Under the U.S. Constitution, a judgment obtained in one state is to be given full faith and credit to a judgment obtained in another state. Taking that concept a step further, most states have adopted the UEFJA. The purpose of the UEFJA is to provide speedy and economical methods for creditors to enforce judgments in another state. Most, but not all, states have adopted the UEFJA is some form or another. When states have adopted the UEFJA, the UEFJA allows for a creditor to obtain an exemplified copy of the judgment from the original state and file it with the office of the Court in the new state. When it is filed in the new state, a judgment is entered in the new state, as if the judgment was originally obtained in the new state.

In the hypothetical above, the creditor can contact the California clerk’s office and obtain an exemplified copy of the judgment. That document can then be filed with the appropriate Pennsylvania clerk’s office. The debtor is then notified of the Pennsylvania filing and the California creditor has now obtained a judgment against the debtor in California, where the creditor originally obtained the judgment, and Pennsylvania. The creditor did this without having to incur additional costs and fees that are associated with starting a new lawsuit against the debtor. Since the creditor now has a judgment entered in Pennsylvania, the creditor can proceed with enforcing the judgment against the debtor pursuant to Pennsylvania law because the Pennsylvania court now has jurisdiction over the debtor.

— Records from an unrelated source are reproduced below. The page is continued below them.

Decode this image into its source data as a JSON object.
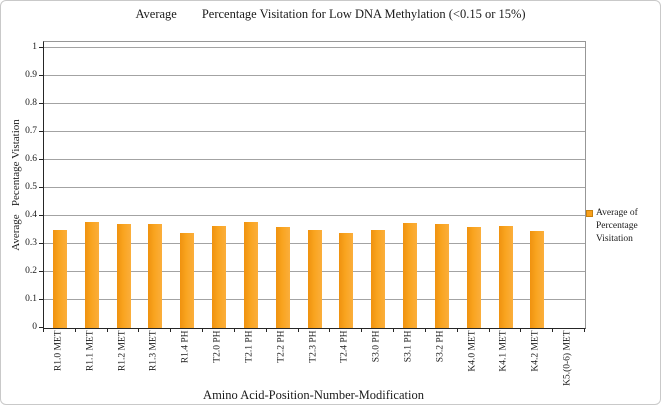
{
  "figure": {
    "title": "Average        Percentage Visitation for Low DNA Methylation (<0.15 or 15%)",
    "x_axis_title": "Amino Acid-Position-Number-Modification",
    "y_axis_title": "Average   Pecentage Vistation"
  },
  "legend": {
    "lines": [
      "Average of",
      "Percentage",
      "Visitation"
    ],
    "swatch_color": "#F9A01B"
  },
  "chart_data": {
    "type": "bar",
    "title": "Average Percentage Visitation for Low DNA Methylation (<0.15 or 15%)",
    "xlabel": "Amino Acid-Position-Number-Modification",
    "ylabel": "Average Pecentage Vistation",
    "categories": [
      "R1.0 MET",
      "R1.1 MET",
      "R1.2 MET",
      "R1.3 MET",
      "R1.4 PH",
      "T2.0 PH",
      "T2.1 PH",
      "T2.2 PH",
      "T2.3 PH",
      "T2.4 PH",
      "S3.0 PH",
      "S3.1 PH",
      "S3.2 PH",
      "K4.0 MET",
      "K4.1 MET",
      "K4.2 MET",
      "K5.(0-6) MET"
    ],
    "values": [
      0.35,
      0.38,
      0.37,
      0.37,
      0.34,
      0.365,
      0.38,
      0.36,
      0.35,
      0.34,
      0.35,
      0.375,
      0.37,
      0.36,
      0.365,
      0.345,
      0
    ],
    "ylim": [
      0,
      1
    ],
    "yticks": [
      "0",
      "0.1",
      "0.2",
      "0.3",
      "0.4",
      "0.5",
      "0.6",
      "0.7",
      "0.8",
      "0.9",
      "1"
    ],
    "ytick_interval": 0.1,
    "grid": true,
    "legend": [
      "Average of Percentage Visitation"
    ],
    "legend_position": "right",
    "bar_color": "#F9A01B"
  }
}
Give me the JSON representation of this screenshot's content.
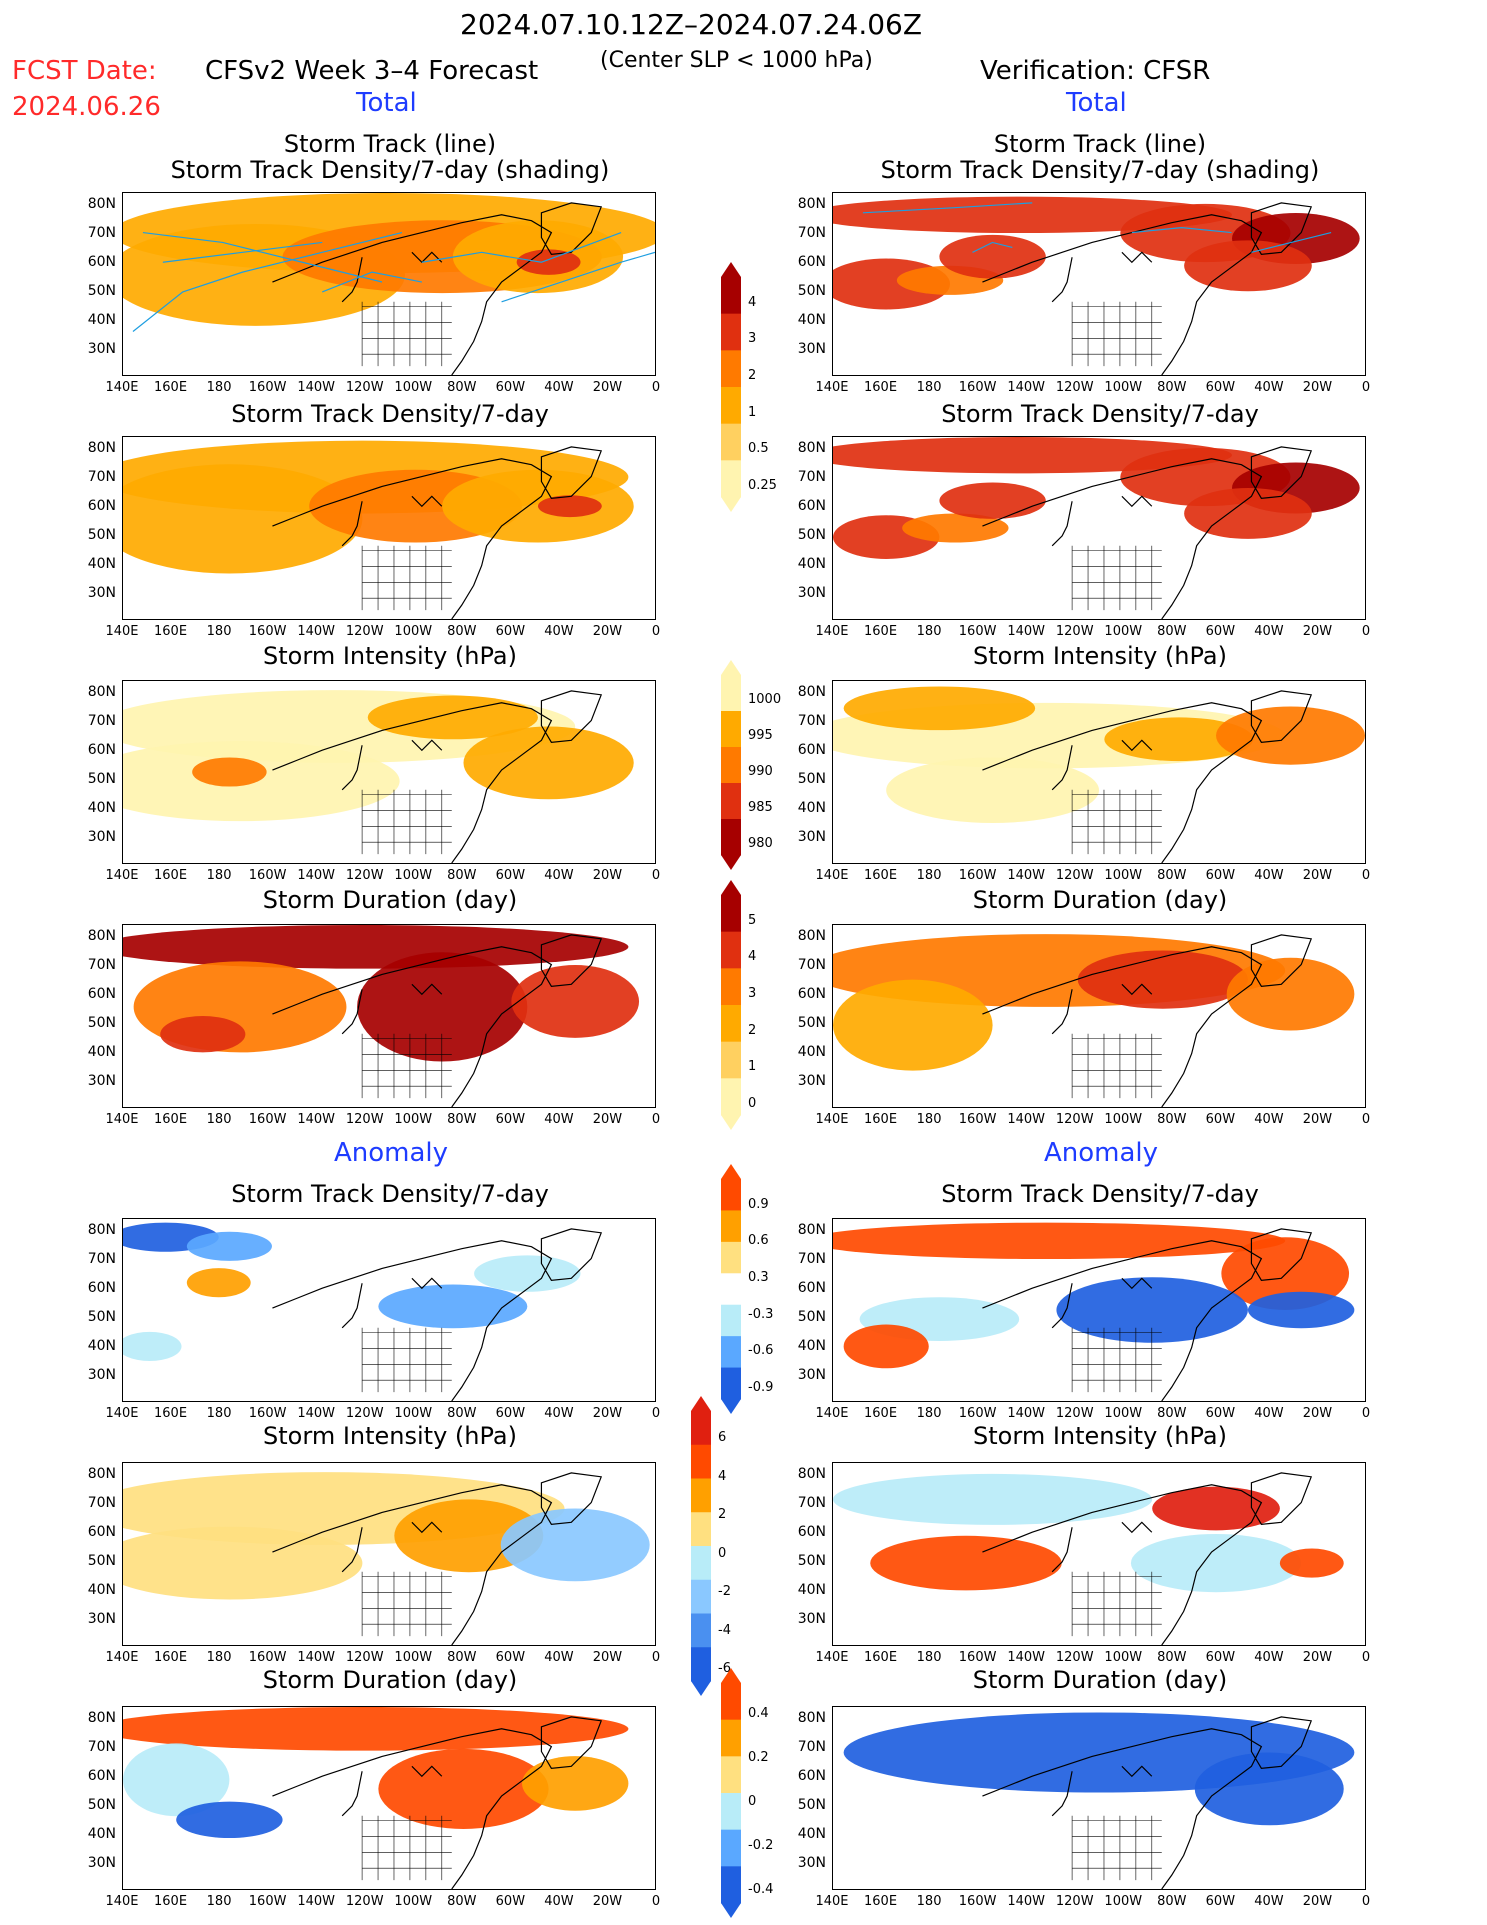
{
  "header": {
    "date_range": "2024.07.10.12Z–2024.07.24.06Z",
    "fcst_label": "FCST Date:",
    "fcst_date": "2024.06.26",
    "model_title": "CFSv2 Week 3–4 Forecast",
    "criteria": "(Center SLP < 1000 hPa)",
    "verification": "Verification: CFSR",
    "total_left": "Total",
    "total_right": "Total",
    "anomaly_left": "Anomaly",
    "anomaly_right": "Anomaly"
  },
  "panels": {
    "p1": {
      "title": "Storm Track (line)",
      "subtitle": "Storm Track Density/7-day (shading)"
    },
    "p2": {
      "title": "Storm Track Density/7-day"
    },
    "p3": {
      "title": "Storm Intensity (hPa)"
    },
    "p4": {
      "title": "Storm Duration (day)"
    },
    "p5": {
      "title": "Storm Track Density/7-day"
    },
    "p6": {
      "title": "Storm Intensity (hPa)"
    },
    "p7": {
      "title": "Storm Duration (day)"
    }
  },
  "axes": {
    "lat_labels": [
      "80N",
      "70N",
      "60N",
      "50N",
      "40N",
      "30N"
    ],
    "lon_labels": [
      "140E",
      "160E",
      "180",
      "160W",
      "140W",
      "120W",
      "100W",
      "80W",
      "60W",
      "40W",
      "20W",
      "0"
    ]
  },
  "colorbars": {
    "density": {
      "labels": [
        "4",
        "3",
        "2",
        "1",
        "0.5",
        "0.25"
      ],
      "colors": [
        "#a60000",
        "#e03010",
        "#ff7a00",
        "#ffaa00",
        "#ffd060",
        "#fff4b0"
      ]
    },
    "intensity": {
      "labels": [
        "1000",
        "995",
        "990",
        "985",
        "980"
      ],
      "colors": [
        "#fff4b0",
        "#ffaa00",
        "#ff7a00",
        "#e03010",
        "#a60000"
      ]
    },
    "duration": {
      "labels": [
        "5",
        "4",
        "3",
        "2",
        "1",
        "0"
      ],
      "colors": [
        "#a60000",
        "#e03010",
        "#ff7a00",
        "#ffaa00",
        "#ffd060",
        "#fff4b0"
      ]
    },
    "density_anom": {
      "labels": [
        "0.9",
        "0.6",
        "0.3",
        "-0.3",
        "-0.6",
        "-0.9"
      ],
      "colors": [
        "#ff4a00",
        "#ffa000",
        "#ffe080",
        "#ffffff",
        "#b8ecf8",
        "#5aa8ff",
        "#1f5fe0"
      ]
    },
    "intensity_anom": {
      "labels": [
        "6",
        "4",
        "2",
        "0",
        "-2",
        "-4",
        "-6"
      ],
      "colors": [
        "#e02010",
        "#ff4a00",
        "#ffa000",
        "#ffe080",
        "#b8ecf8",
        "#8ac8ff",
        "#4a90f0",
        "#1f5fe0"
      ]
    },
    "duration_anom": {
      "labels": [
        "0.4",
        "0.2",
        "0",
        "-0.2",
        "-0.4"
      ],
      "colors": [
        "#ff4a00",
        "#ffa000",
        "#ffe080",
        "#b8ecf8",
        "#5aa8ff",
        "#1f5fe0"
      ]
    }
  }
}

Now, the creditor can use legal methods to locate assets of the debtor including written interrogatories and requests for production of documents and/or the creditor can compel officers and employees of the debtor to participate in a deposition. These methods, along with other creative methods such as private investigator searches, can help the creditor find assets. When assets are discovered, the creditor can seize those assets and use them to satisfy the judgment.